Company formation: Doing business in the Netherlands – "Holland"
If your company wants to establish a presence in the Netherlands from where business will be conducted, then it is important to determine which form the company will have.
A subsidiary or a branch office?
A branch is not considered a distinct legal entity from the foreign company, whereas a subsidiary is regarded as an independent Dutch company. From a practical point of view, a branch is more of an extension of the parent company. It can’t act by itself and has no board of directors. Its creation involves less formalities. A subsidiary, on the contrary, is owned by the parent company and is run by the latter. It can act by itself and has its own board of directors and regulations. A subsidiary is required to hold shareholders’ meetings and comply with other corporate formalities.
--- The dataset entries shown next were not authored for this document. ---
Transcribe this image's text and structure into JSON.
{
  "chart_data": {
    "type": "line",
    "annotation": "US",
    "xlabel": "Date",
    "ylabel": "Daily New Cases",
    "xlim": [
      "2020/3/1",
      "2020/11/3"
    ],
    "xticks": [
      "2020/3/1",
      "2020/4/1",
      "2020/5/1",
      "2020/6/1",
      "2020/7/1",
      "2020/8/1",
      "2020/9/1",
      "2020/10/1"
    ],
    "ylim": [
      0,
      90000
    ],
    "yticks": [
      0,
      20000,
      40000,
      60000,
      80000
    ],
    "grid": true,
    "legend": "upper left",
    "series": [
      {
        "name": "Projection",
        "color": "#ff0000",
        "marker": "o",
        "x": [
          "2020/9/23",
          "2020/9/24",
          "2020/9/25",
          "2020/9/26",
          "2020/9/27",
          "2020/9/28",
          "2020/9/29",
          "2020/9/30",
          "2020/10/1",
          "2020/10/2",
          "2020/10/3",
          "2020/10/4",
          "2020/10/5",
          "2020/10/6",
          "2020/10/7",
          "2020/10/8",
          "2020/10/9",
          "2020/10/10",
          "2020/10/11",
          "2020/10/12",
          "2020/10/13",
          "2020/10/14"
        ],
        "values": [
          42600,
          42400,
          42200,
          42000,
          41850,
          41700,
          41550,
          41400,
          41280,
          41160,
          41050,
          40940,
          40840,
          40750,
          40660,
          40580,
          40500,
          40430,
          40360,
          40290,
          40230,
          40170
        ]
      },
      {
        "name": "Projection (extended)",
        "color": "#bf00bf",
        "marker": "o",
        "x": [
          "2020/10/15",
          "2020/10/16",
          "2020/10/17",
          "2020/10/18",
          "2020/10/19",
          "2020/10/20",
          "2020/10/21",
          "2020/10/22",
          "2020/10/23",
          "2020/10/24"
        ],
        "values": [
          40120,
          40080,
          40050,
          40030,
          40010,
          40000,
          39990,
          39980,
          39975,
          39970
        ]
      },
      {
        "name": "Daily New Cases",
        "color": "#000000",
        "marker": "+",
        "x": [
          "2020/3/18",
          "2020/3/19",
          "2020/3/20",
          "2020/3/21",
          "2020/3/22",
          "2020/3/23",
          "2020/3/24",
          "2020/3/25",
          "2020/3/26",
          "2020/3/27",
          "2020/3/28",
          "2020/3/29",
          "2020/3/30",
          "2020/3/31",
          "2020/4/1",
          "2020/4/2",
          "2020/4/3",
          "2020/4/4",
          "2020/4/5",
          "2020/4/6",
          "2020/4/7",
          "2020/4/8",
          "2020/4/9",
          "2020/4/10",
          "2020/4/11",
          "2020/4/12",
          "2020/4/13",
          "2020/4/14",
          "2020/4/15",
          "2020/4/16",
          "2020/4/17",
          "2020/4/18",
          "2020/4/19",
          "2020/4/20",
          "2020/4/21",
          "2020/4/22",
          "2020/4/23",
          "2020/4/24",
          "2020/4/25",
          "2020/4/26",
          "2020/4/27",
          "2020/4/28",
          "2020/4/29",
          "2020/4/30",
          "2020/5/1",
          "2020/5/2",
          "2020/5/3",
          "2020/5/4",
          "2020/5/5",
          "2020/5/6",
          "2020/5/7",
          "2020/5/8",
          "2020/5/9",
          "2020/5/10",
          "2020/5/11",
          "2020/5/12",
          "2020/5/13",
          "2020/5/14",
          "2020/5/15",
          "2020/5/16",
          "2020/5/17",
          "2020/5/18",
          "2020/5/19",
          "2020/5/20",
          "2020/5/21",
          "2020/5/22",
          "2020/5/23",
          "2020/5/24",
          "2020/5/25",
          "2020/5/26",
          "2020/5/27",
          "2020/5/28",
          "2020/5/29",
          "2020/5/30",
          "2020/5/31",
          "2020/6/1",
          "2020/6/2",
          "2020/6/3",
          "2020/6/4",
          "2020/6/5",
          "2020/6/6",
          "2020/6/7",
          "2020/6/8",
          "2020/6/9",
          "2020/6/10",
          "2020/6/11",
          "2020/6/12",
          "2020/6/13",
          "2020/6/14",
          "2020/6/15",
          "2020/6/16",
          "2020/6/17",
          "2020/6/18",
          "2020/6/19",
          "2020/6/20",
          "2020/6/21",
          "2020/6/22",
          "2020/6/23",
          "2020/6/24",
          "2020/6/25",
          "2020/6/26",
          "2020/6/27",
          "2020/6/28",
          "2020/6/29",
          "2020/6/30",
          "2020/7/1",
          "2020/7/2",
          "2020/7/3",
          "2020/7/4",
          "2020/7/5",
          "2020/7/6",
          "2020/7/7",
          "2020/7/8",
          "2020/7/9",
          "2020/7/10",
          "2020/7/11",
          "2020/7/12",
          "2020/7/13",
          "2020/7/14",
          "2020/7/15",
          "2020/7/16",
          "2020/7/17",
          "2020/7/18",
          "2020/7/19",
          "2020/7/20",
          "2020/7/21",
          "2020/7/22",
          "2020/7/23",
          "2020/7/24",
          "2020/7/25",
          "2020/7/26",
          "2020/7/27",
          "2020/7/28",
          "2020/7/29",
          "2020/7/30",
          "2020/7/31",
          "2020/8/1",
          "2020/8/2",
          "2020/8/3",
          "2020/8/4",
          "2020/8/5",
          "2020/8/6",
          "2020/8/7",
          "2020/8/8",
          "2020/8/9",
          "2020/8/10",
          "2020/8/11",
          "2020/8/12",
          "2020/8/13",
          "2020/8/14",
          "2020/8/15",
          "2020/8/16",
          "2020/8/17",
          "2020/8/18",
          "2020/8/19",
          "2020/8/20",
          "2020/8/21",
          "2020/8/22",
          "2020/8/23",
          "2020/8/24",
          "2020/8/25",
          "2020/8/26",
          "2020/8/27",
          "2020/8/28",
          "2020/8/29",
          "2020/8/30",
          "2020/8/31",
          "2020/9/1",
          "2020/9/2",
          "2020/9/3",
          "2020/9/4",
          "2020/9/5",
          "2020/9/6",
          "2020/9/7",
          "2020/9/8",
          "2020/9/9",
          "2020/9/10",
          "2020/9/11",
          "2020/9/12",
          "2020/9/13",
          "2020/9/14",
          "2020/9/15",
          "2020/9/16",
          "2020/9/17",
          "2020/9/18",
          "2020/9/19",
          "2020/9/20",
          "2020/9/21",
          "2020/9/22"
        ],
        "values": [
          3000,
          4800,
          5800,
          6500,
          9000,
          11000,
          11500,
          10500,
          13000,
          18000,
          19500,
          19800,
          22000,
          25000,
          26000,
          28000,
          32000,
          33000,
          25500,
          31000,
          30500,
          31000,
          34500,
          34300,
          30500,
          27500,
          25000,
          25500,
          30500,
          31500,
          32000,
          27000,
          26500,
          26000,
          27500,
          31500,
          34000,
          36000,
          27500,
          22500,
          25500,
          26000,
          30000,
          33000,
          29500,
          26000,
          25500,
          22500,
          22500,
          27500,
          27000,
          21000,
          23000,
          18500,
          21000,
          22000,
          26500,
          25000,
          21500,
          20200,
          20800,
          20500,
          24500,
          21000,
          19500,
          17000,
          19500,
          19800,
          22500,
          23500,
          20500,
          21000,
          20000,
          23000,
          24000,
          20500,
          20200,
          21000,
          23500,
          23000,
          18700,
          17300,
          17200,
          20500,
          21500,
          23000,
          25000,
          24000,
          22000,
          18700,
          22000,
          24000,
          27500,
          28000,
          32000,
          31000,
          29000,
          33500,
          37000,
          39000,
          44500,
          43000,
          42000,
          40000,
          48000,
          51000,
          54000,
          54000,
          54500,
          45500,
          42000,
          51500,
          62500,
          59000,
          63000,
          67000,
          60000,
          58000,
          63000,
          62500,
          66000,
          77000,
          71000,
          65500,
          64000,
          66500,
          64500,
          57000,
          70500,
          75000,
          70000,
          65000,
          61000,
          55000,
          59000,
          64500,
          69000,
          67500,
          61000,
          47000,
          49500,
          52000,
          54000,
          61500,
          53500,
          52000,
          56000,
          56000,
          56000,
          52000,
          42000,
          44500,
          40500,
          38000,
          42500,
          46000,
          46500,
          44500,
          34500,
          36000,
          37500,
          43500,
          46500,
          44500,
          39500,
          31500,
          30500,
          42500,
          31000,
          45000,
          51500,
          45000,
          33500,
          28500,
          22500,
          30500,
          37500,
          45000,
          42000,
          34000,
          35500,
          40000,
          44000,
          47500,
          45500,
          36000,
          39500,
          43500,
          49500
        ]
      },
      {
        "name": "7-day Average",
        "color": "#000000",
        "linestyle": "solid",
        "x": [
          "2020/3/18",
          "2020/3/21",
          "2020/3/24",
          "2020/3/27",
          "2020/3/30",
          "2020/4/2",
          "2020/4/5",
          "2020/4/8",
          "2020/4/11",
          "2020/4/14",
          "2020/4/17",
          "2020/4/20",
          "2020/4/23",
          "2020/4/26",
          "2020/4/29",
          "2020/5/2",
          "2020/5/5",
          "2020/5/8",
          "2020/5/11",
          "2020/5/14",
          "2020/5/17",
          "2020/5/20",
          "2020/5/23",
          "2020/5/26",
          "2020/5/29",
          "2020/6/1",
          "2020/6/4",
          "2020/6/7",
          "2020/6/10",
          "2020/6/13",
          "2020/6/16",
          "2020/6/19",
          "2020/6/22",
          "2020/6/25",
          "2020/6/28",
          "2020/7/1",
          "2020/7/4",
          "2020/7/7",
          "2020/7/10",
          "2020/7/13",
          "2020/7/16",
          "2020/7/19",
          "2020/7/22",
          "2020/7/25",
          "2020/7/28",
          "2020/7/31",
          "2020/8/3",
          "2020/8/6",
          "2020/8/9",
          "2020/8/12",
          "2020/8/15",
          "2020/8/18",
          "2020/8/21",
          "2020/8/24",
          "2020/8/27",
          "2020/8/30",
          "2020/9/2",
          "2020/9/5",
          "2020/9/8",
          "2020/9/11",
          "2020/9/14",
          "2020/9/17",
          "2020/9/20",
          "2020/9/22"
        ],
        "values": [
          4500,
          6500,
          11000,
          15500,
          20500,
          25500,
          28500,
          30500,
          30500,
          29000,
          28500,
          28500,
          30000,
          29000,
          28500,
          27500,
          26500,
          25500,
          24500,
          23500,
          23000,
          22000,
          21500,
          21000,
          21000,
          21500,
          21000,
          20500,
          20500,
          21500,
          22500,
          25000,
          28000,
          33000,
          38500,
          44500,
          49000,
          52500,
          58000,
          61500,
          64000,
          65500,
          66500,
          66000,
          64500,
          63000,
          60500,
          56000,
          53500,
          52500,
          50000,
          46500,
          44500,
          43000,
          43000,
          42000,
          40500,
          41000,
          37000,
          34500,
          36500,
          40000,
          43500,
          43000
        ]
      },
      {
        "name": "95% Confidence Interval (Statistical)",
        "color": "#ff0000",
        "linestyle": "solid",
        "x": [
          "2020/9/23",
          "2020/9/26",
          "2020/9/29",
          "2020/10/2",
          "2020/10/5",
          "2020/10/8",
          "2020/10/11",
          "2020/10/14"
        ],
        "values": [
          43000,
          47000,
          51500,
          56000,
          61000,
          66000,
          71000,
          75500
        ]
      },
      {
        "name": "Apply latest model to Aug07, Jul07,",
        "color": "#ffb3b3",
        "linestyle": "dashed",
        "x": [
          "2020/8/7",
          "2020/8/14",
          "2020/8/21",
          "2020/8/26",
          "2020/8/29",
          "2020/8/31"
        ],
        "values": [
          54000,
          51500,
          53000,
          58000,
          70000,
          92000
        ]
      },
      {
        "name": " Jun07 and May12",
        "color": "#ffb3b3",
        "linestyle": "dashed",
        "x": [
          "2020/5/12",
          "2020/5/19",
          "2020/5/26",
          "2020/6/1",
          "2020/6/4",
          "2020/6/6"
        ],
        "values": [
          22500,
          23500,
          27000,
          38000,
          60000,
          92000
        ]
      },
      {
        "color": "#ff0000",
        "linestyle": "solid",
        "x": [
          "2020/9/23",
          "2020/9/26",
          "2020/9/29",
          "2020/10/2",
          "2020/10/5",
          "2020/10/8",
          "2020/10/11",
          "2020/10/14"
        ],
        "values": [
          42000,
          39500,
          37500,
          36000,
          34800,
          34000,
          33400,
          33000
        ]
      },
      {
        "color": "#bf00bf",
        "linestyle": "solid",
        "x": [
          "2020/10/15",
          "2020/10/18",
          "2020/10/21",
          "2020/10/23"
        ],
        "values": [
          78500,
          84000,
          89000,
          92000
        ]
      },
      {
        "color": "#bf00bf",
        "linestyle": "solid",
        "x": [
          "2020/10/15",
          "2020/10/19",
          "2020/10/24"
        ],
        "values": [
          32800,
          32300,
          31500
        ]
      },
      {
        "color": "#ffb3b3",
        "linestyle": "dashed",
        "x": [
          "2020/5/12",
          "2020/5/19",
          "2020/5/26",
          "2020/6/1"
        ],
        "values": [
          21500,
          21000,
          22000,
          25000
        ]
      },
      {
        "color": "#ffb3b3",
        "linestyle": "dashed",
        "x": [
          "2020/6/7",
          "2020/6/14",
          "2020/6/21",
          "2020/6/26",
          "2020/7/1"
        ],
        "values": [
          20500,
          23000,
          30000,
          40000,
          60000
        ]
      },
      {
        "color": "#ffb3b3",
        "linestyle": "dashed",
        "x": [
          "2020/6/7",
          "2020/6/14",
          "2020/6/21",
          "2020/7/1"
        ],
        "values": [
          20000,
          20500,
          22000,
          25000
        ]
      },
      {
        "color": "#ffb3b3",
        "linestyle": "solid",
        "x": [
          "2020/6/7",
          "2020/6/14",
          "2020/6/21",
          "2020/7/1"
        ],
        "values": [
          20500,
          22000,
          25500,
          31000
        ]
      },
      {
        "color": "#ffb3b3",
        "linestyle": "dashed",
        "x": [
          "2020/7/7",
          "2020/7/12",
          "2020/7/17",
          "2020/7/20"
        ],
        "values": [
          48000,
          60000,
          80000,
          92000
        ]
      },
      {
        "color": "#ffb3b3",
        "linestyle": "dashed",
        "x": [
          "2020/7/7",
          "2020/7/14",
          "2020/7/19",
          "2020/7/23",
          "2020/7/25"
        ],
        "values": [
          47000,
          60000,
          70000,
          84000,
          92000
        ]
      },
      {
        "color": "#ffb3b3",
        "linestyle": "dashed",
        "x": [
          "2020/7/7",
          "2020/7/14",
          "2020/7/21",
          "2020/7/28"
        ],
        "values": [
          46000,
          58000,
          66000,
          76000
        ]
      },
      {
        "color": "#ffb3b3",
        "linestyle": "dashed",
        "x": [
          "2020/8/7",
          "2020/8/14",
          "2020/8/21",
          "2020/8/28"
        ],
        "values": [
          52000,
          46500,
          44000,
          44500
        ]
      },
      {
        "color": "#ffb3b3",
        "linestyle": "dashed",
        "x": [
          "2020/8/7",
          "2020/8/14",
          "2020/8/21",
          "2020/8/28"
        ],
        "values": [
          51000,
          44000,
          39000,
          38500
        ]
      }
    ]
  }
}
Arguments for opting either for a branch or a subsidiary
Setting up a subsidiary has the following advantages:
Because the subsidiary and the parent company are distinct legal entities, the parent
company is not exposed to any liabilities of its subsidiary. The liability of the Dutch subsidiary is limited to its own assets. By contrast, a foreign investor is always liable for the activities of its Dutch branch. This means execution of the branch’s liabilities can be enforced at the expense of the foreign investor’s assets, even if these are located abroad. So in light of risk management setting up a subsidiary will limit the liability.
From a commercial point of view, a subsidiary will be considered a Dutch or European company rather than a foreign company. Clients in the Netherlands often prefer to do business with a company which is set up according to Dutch law. A Dutch limited company may look more trustworthy to them compared to a foreign Ltd. Clients will know that Dutch law will be applicable and not foreign law.
A subsidiary may enjoy certain tax advantages.
Annual tax filing requirements are less stringent for subsidiaries than for branches. A branch’s annual filing will reveal financial information about the foreign entity that it may prefer to keep confidential.
For opening a bank account, signing contracts with organizations, a subsidiary in the Netherlands set up under Dutch law may be required.
Setting up a branch has the following advantages:
No intervention of a Dutch notary public is required for opening up a branch. Only registration in the trade register is required. However due to the optimization of the formation procedure setting up a subsidiary can now be done in a couple of weeks. So the time you can gain with registering a branch instead of setting up a subsidiary is limited.
Dutch corporate law imposes no (or little) requirements regarding the establishment of a board of directors, the distribution of profits or the organization of shareholders’ meetings.